Cartsburn was erected into a barony, and a burgh of barony with the privilege of a weekly market and several fairs, in favour of Thomas Crawfurd of Cartsburn, 1st Baron of Cartsburn by a charter of Charles II dated 16 July 1669. To the south of Crawfordsdyke lay the House of Cartsburn, the principal messuage of that barony and seat of the Crawfords of Cartsburn. The earliest account of Cartsburn is in Hamilton of Wishaw’s Accompt of the Sheriffdom of Renfrew published in 1710. He wrote “The town is mostly sub-feud to merchants, seamen, or loading-men, who have built very good houses in it, and it is a very thriving place”. The Scots Magazine reported in 1809 that “the tower has… fallen, and in the course of a few years the plough will probably pass over the remains”.  However the Industrial Revolution, rather than the agricultural past, finally finished off the castle. The ruins stood in the path of the railway, and were demolished in the 1830s. The site of the castle’s location today is commemorated as Castle Road, now the only indication of Easter Greenock above ground.

Newark Castle

Newark Castle

Newark Castle

This is a well-preserved castle sited on the south shore of the estuary of the River Clyde in Port Glasgow.  Built in 1478 by George Maxwell when he inherited the Barony of Finlanstone (Finlaystone) in the parish of Kilmacolm. The original castle had a tower house within a walled enclosure or barmkin entered through a large gatehouse. All that remains of the outer defensive wall is from one of the original corner towers. It is thought that there would have been a hall and ancillary buildings such as a bakehouse and brew house inside the walled enclosure.

In the late 16th century the castle was inherited by Sir Patrick Maxwell, a powerful friend of king James VI of Scotland who was notorious for murdering two members of a rival family and beating his wife who left him after having 16 children. In 1597 Sir Patrick expanded the building, constructing a new north range replacing the earlier hall in the form of a three storey Renaissance mansion. At this time the barmkin wall was demolished except for the north east tower, which was converted into a doocot.

The central part of the mansion has cellars with tiny windows under a main hall with large windows, and other accommodation above that. An east wing with the main entrance door close to the main block links it to the original tower house which was suitably modified, and a short west wing connects to the gatehouse. The mansion has features of the Scottish baronial styleincluding crow-stepped gables and north corners embellished with corbelled turrets. At the centre of its north wall a stairwell supported out on corbelling gives access to the upper floor.

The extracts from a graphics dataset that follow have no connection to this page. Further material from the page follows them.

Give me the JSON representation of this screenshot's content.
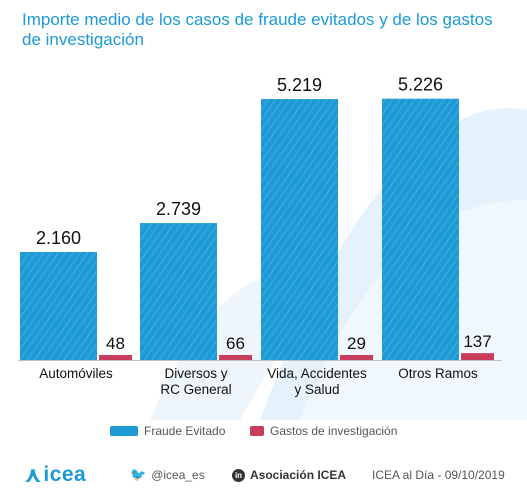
{
  "title": "Importe medio de los casos de fraude evitados y de los gastos de investigación",
  "colors": {
    "fraude": "#1b9ad6",
    "gastos": "#c93d5c",
    "title": "#1b9ad6",
    "background_shape": "#e4f1fa"
  },
  "chart_data": {
    "type": "bar",
    "title": "Importe medio de los casos de fraude evitados y de los gastos de investigación",
    "categories": [
      "Automóviles",
      "Diversos y RC General",
      "Vida, Accidentes y Salud",
      "Otros Ramos"
    ],
    "category_lines": [
      [
        "Automóviles"
      ],
      [
        "Diversos y",
        "RC General"
      ],
      [
        "Vida, Accidentes",
        "y Salud"
      ],
      [
        "Otros Ramos"
      ]
    ],
    "series": [
      {
        "name": "Fraude Evitado",
        "values": [
          2160,
          2739,
          5219,
          5226
        ],
        "labels": [
          "2.160",
          "2.739",
          "5.219",
          "5.226"
        ]
      },
      {
        "name": "Gastos de investigación",
        "values": [
          48,
          66,
          29,
          137
        ],
        "labels": [
          "48",
          "66",
          "29",
          "137"
        ]
      }
    ],
    "ylim": [
      0,
      5300
    ],
    "grid": false,
    "legend": "bottom"
  },
  "legend": [
    {
      "label": "Fraude Evitado",
      "color": "#1b9ad6"
    },
    {
      "label": "Gastos de investigación",
      "color": "#c93d5c"
    }
  ],
  "footer": {
    "logo": "icea",
    "twitter": "@icea_es",
    "linkedin": "Asociación ICEA",
    "source": "ICEA al Día - 09/10/2019"
  },
  "icons": {
    "twitter": "twitter-icon",
    "linkedin": "linkedin-icon"
  }
}
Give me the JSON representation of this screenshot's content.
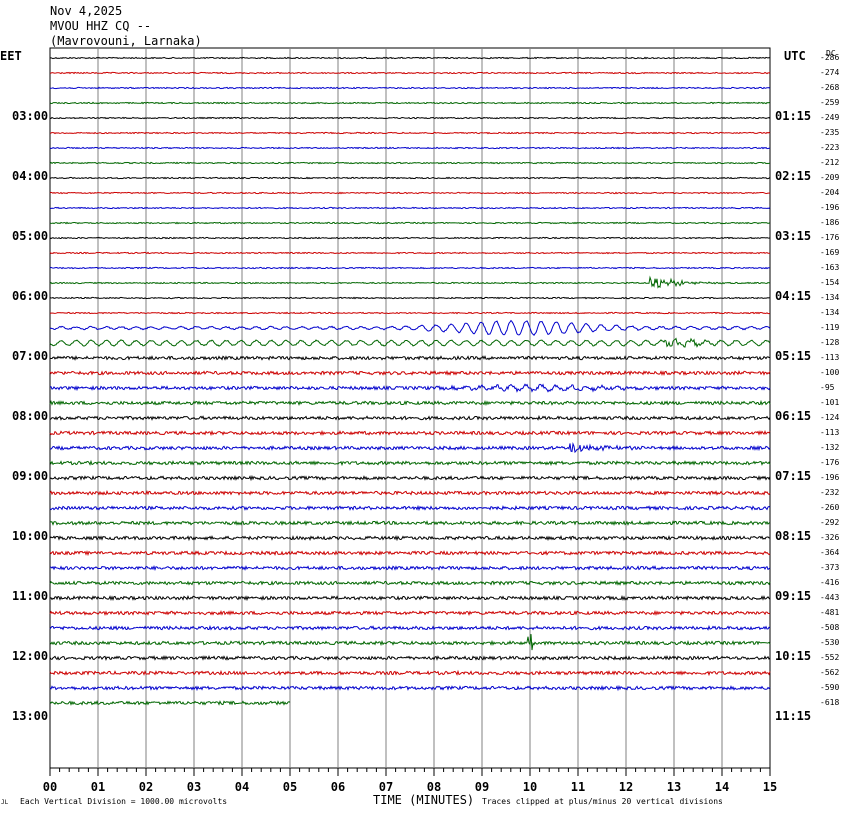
{
  "header": {
    "date": "Nov 4,2025",
    "station": "MVOU HHZ CQ --",
    "location": "(Mavrovouni, Larnaka)"
  },
  "left_zone": "EET",
  "right_zone": "UTC",
  "dc_label": "DC",
  "footer": {
    "scale": "Each Vertical Division = 1000.00 microvolts",
    "xlabel": "TIME (MINUTES)",
    "clip": "Traces clipped at plus/minus 20 vertical divisions",
    "corner_mark": "JL"
  },
  "colors": {
    "black": "#000000",
    "red": "#cc0000",
    "blue": "#0000cc",
    "green": "#006600",
    "grid": "#808080"
  },
  "chart_data": {
    "type": "line",
    "title": "MVOU HHZ CQ --",
    "xlabel": "TIME (MINUTES)",
    "xlim": [
      0,
      15
    ],
    "x_ticks": [
      "00",
      "01",
      "02",
      "03",
      "04",
      "05",
      "06",
      "07",
      "08",
      "09",
      "10",
      "11",
      "12",
      "13",
      "14",
      "15"
    ],
    "left_hour_labels": [
      "03:00",
      "04:00",
      "05:00",
      "06:00",
      "07:00",
      "08:00",
      "09:00",
      "10:00",
      "11:00",
      "12:00",
      "13:00"
    ],
    "right_hour_labels": [
      "01:15",
      "02:15",
      "03:15",
      "04:15",
      "05:15",
      "06:15",
      "07:15",
      "08:15",
      "09:15",
      "10:15",
      "11:15"
    ],
    "dc_offsets": [
      -286,
      -274,
      -268,
      -259,
      -249,
      -235,
      -223,
      -212,
      -209,
      -204,
      -196,
      -186,
      -176,
      -169,
      -163,
      -154,
      -134,
      -134,
      -119,
      -128,
      -113,
      -100,
      -95,
      -101,
      -124,
      -113,
      -132,
      -176,
      -196,
      -232,
      -260,
      -292,
      -326,
      -364,
      -373,
      -416,
      -443,
      -481,
      -508,
      -530,
      -552,
      -562,
      -590,
      -618
    ],
    "trace_colors": [
      "black",
      "red",
      "blue",
      "green"
    ],
    "last_trace_end_minute": 5,
    "events": [
      {
        "trace": 15,
        "minute": 12.5,
        "amp": 9,
        "type": "quake"
      },
      {
        "trace": 18,
        "minute": 9.2,
        "amp": 7,
        "type": "wave"
      },
      {
        "trace": 19,
        "minute": 12.8,
        "amp": 8,
        "type": "quake"
      },
      {
        "trace": 22,
        "minute": 10.0,
        "amp": 3,
        "type": "wave"
      },
      {
        "trace": 26,
        "minute": 10.8,
        "amp": 6,
        "type": "quake"
      },
      {
        "trace": 39,
        "minute": 10.0,
        "amp": 8,
        "type": "spike"
      }
    ]
  }
}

In 1668 the Glasgow authorities purchased 18 acres (7 hectares) of land around Newark Castle from Sir George Maxwell who was then the laird, and developed the harbour into what they called “Port Glasgow”. The last Maxwell died in 1694 and the castle had a series of non-resident owners. An early tenant was a ropemaker called John Orr who also dealt in wild animals such as big cats and bears which he obtained from ships visiting the Clyde and often housed in the castle cellars. The cellars and gardens were later rented by Charles Williamson who blocked access from the hall to stop the joiner John Gardner who rented the hall from stealing fruit stored in the cellars.

John Smith in 1895 records that the stump of the dule tree were carefully preserved in the castle grounds.